Back in April, I wrote a post about the regrowth after one of our spring prescribed fires. That’s a fun time of year to burn because the growing season is getting started and the response of green plants pushing through the black ash comes strong and fast. Typically, fall burns don’t show any green-up until the next spring. This year, however, the crazy warm weather has changed things a little. In the two burns we’ve done this fall, most of the ground is still black and barren, but here and there, some green is pushing up through the ash as well.
Here are some photos I took this week of a burn we conducted two weeks earlier. The site was a recently restored prairie (2013 planting) and this was the first burn at the site. Green plants weren’t the only interesting things I found as I walked around.

Cedar trees are uncommon on our land because of our consistent use of fire. This one won’t give us any more trouble….

Despite the lateness of the season, patches of grasses and sedges were showing signs of growth, taking advantage of warm days and some recent rain.

Sedges often stay green well into the winter, but I was still surprised to see these actively growing after a fire.

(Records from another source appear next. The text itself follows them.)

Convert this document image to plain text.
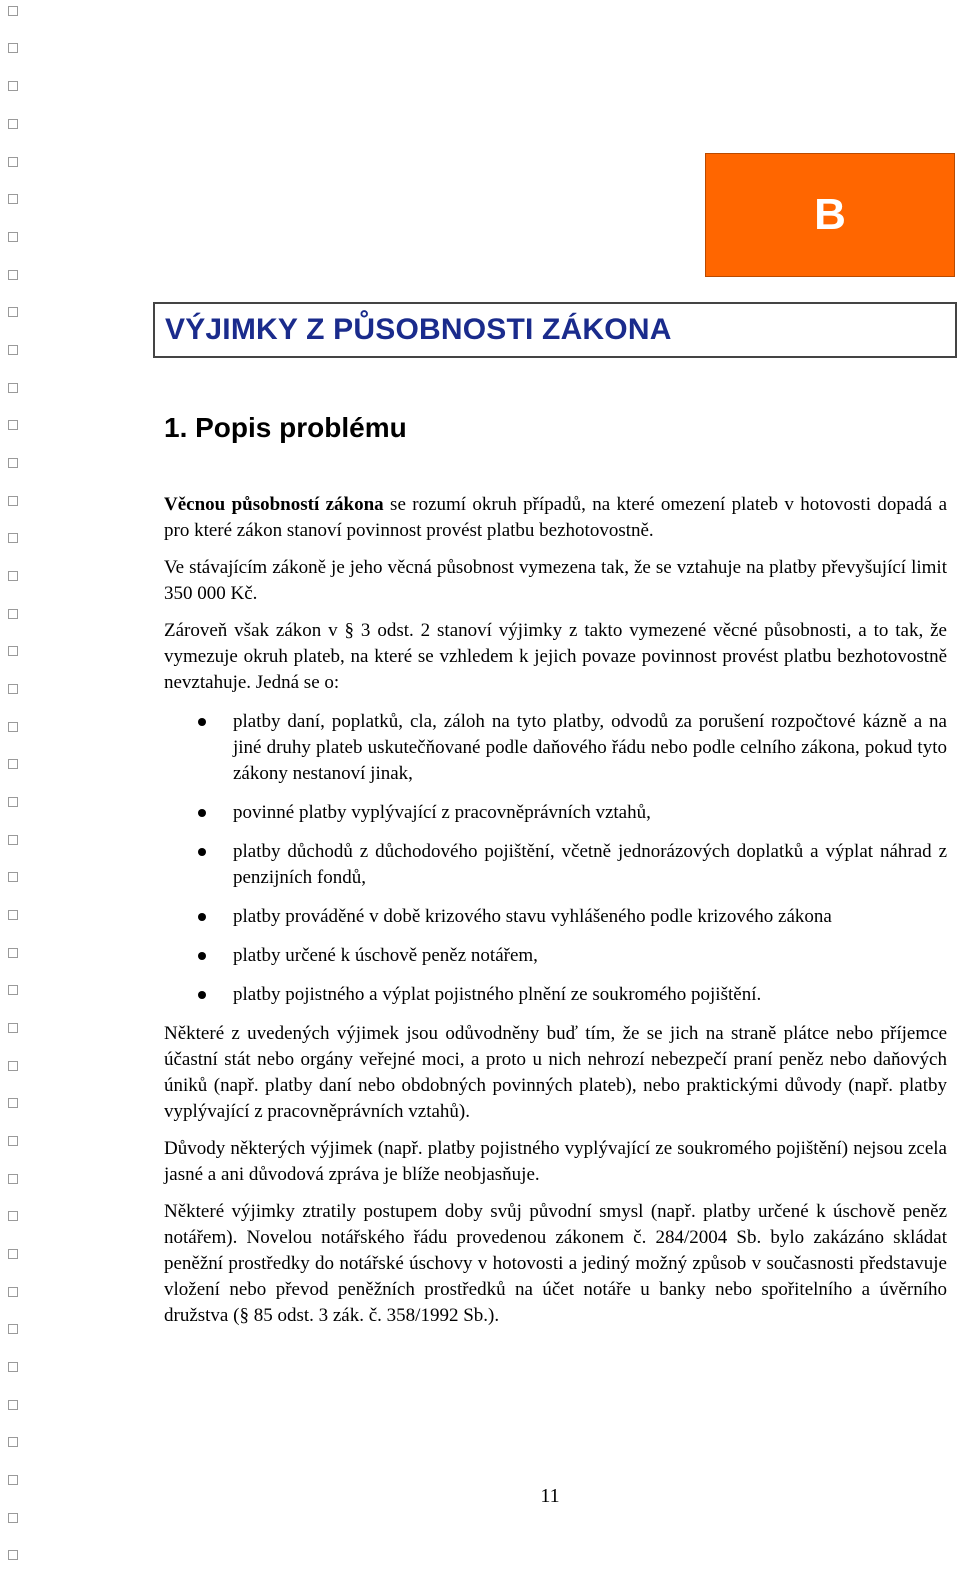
B
VÝJIMKY Z PŮSOBNOSTI ZÁKONA
1. Popis problému

Věcnou působností zákona se rozumí okruh případů, na které omezení plateb v hotovosti dopadá a pro které zákon stanoví povinnost provést platbu bezhotovostně.

Ve stávajícím zákoně je jeho věcná působnost vymezena tak, že se vztahuje na platby převyšující limit 350 000 Kč.

Zároveň však zákon v § 3 odst. 2 stanoví výjimky z takto vymezené věcné působnosti, a to tak, že vymezuje okruh plateb, na které se vzhledem k jejich povaze povinnost provést platbu bezhotovostně nevztahuje. Jedná se o:

platby daní, poplatků, cla, záloh na tyto platby, odvodů za porušení rozpočtové kázně a na jiné druhy plateb uskutečňované podle daňového řádu nebo podle celního zákona, pokud tyto zákony nestanoví jinak,
povinné platby vyplývající z pracovněprávních vztahů,
platby důchodů z důchodového pojištění, včetně jednorázových doplatků a výplat náhrad z penzijních fondů,
platby prováděné v době krizového stavu vyhlášeného podle krizového zákona
platby určené k úschově peněz notářem,
platby pojistného a výplat pojistného plnění ze soukromého pojištění.

Některé z uvedených výjimek jsou odůvodněny buď tím, že se jich na straně plátce nebo příjemce účastní stát nebo orgány veřejné moci, a proto u nich nehrozí nebezpečí praní peněz nebo daňových úniků (např. platby daní nebo obdobných povinných plateb), nebo praktickými důvody (např. platby vyplývající z pracovněprávních vztahů).

Důvody některých výjimek (např. platby pojistného vyplývající ze soukromého pojištění) nejsou zcela jasné a ani důvodová zpráva je blíže neobjasňuje.

Některé výjimky ztratily postupem doby svůj původní smysl (např. platby určené k úschově peněz notářem). Novelou notářského řádu provedenou zákonem č. 284/2004 Sb. bylo zakázáno skládat peněžní prostředky do notářské úschovy v hotovosti a jediný možný způsob v současnosti představuje vložení nebo převod peněžních prostředků na účet notáře u banky nebo spořitelního a úvěrního družstva (§ 85 odst. 3 zák. č. 358/1992 Sb.).

11
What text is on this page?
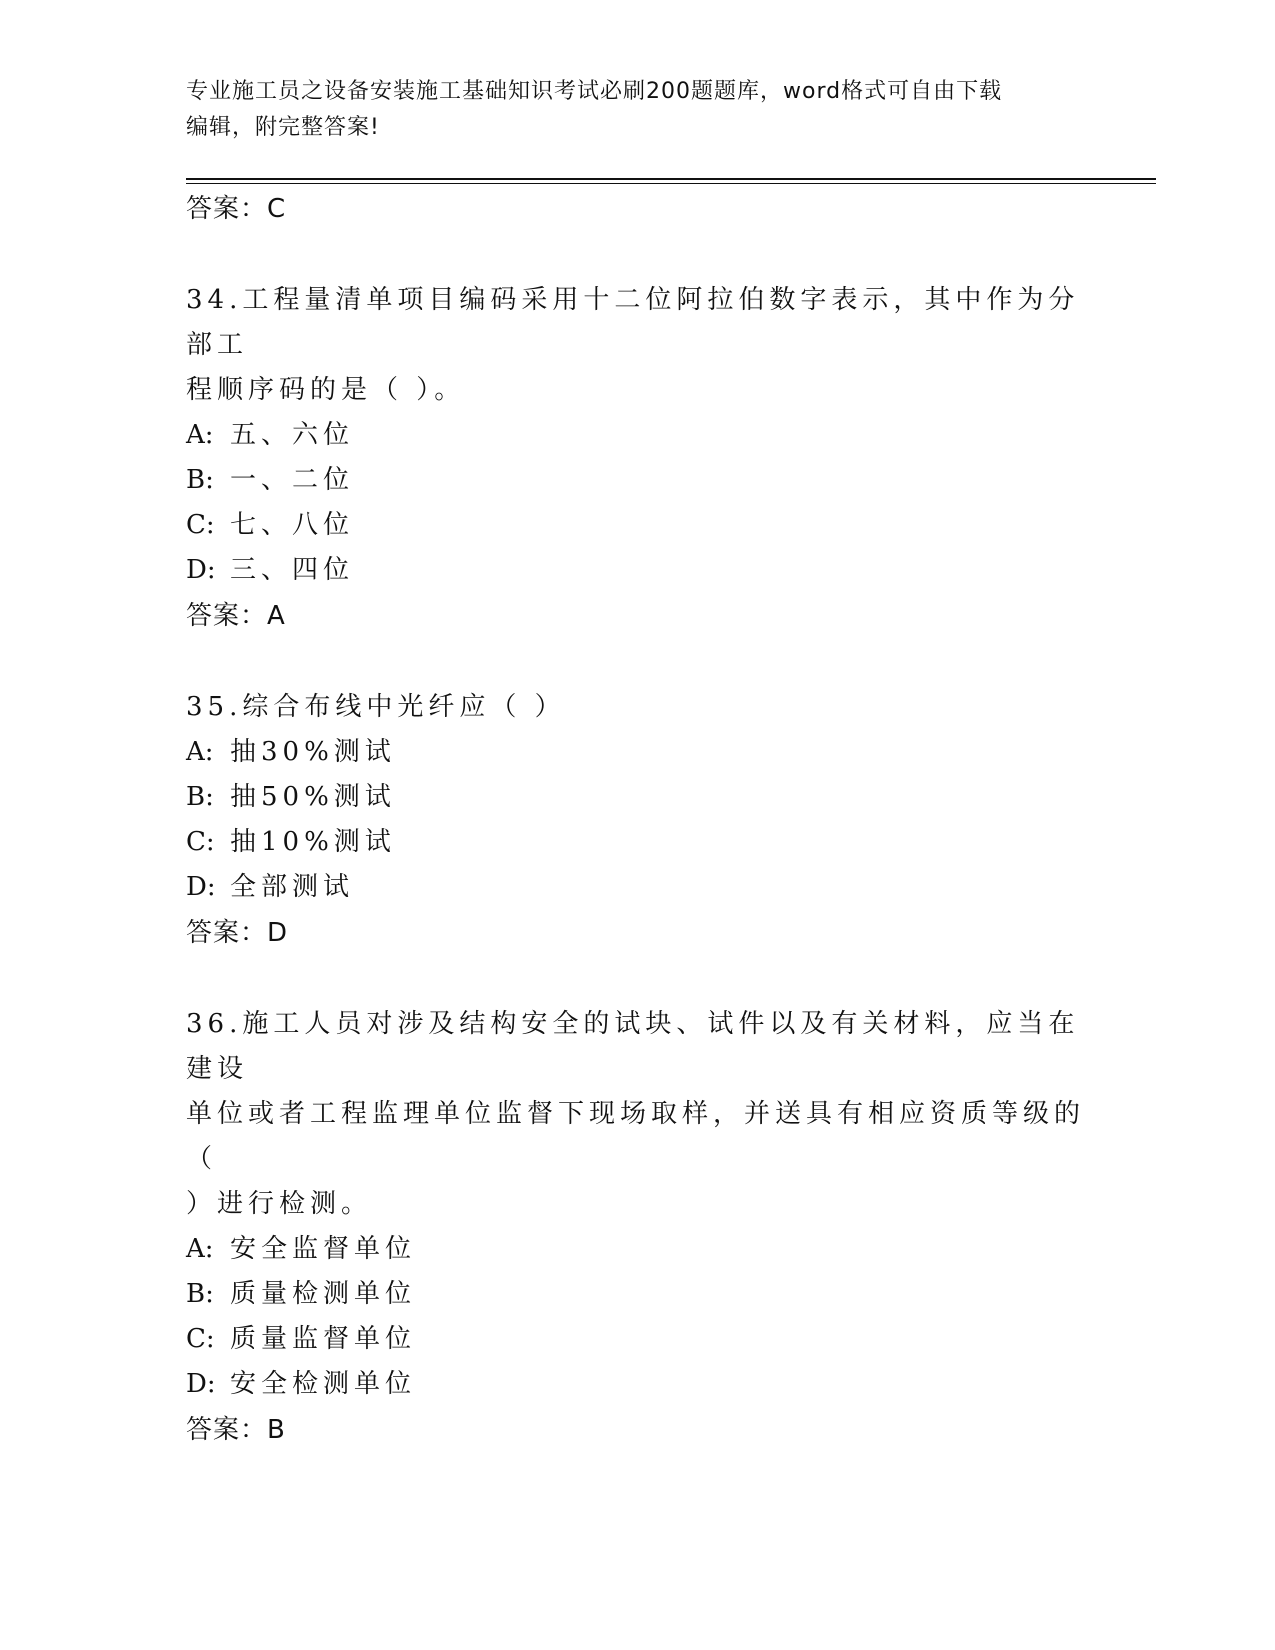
专业施工员之设备安装施工基础知识考试必刷200题题库，word格式可自由下载
编辑，附完整答案!
答案：C
34.工程量清单项目编码采用十二位阿拉伯数字表示，其中作为分部工
程顺序码的是（ ）。
A: 五、六位
B: 一、二位
C: 七、八位
D: 三、四位
答案：A
35.综合布线中光纤应（ ）
A: 抽30%测试
B: 抽50%测试
C: 抽10%测试
D: 全部测试
答案：D
36.施工人员对涉及结构安全的试块、试件以及有关材料，应当在建设
单位或者工程监理单位监督下现场取样，并送具有相应资质等级的（
）进行检测。
A: 安全监督单位
B: 质量检测单位
C: 质量监督单位
D: 安全检测单位
答案：B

Among the scorched plants were goldenrod stems with galls. The insects in these galls left well before the fire, but there other invertebrates overwinter in aboveground plants and are vulnerable to dormant season fires.

The bare sand of pocket gopher mounds stand out against the dark background. Ant hills, vole runways, and mole tunnels were also spread across the burned area.

Most plants burned completely, but in some places, fire intensity was lower and bigger stems of sunflowers and other plants only partially burned, sometimes falling as if they’d been chopped down.
Almost like after a later burn, with that green-up happening!
Some of the hardiest plants will stay green all winter. I have continued pulling field thistles right up until they get covered with snow and then used a hoe to chop off rosettes right after the snow melts. After clearing an area of rosettes and seeing all the new ones that pop up in spring I can’t help but thinking the thistles continue growing right under the snow, even though I doubt that is true.
One thing that is great about prairie burns conducted during moderate conditions is all the carbon that is left. I still wonder where it all ends up? And if the carbon possibly could be getting sequestered and help slow the effects of global warming.
I was fascinated to read recently that the use of fire was integral to prehistory native American cultures management of their environment where grasslands were trying to be preserved.
Yes, looks like rabbit skull. You can be sure as rabbits (all lagomorphs) have four, as opposed to two, incisors in the upper jaw. One of the few vestiges things I still recall from vert zoo…
As a plant guy, you probably already know this, but other folks may not. Eastern redcedar is not a cedar. It’s a juniper. The two groups are different families of plants. https://en.wikipedia.org/wiki/Pinaceae
https://en.wikipedia.org/wiki/Cupressaceae
Referring to redcedar as a cedar is a misnomer.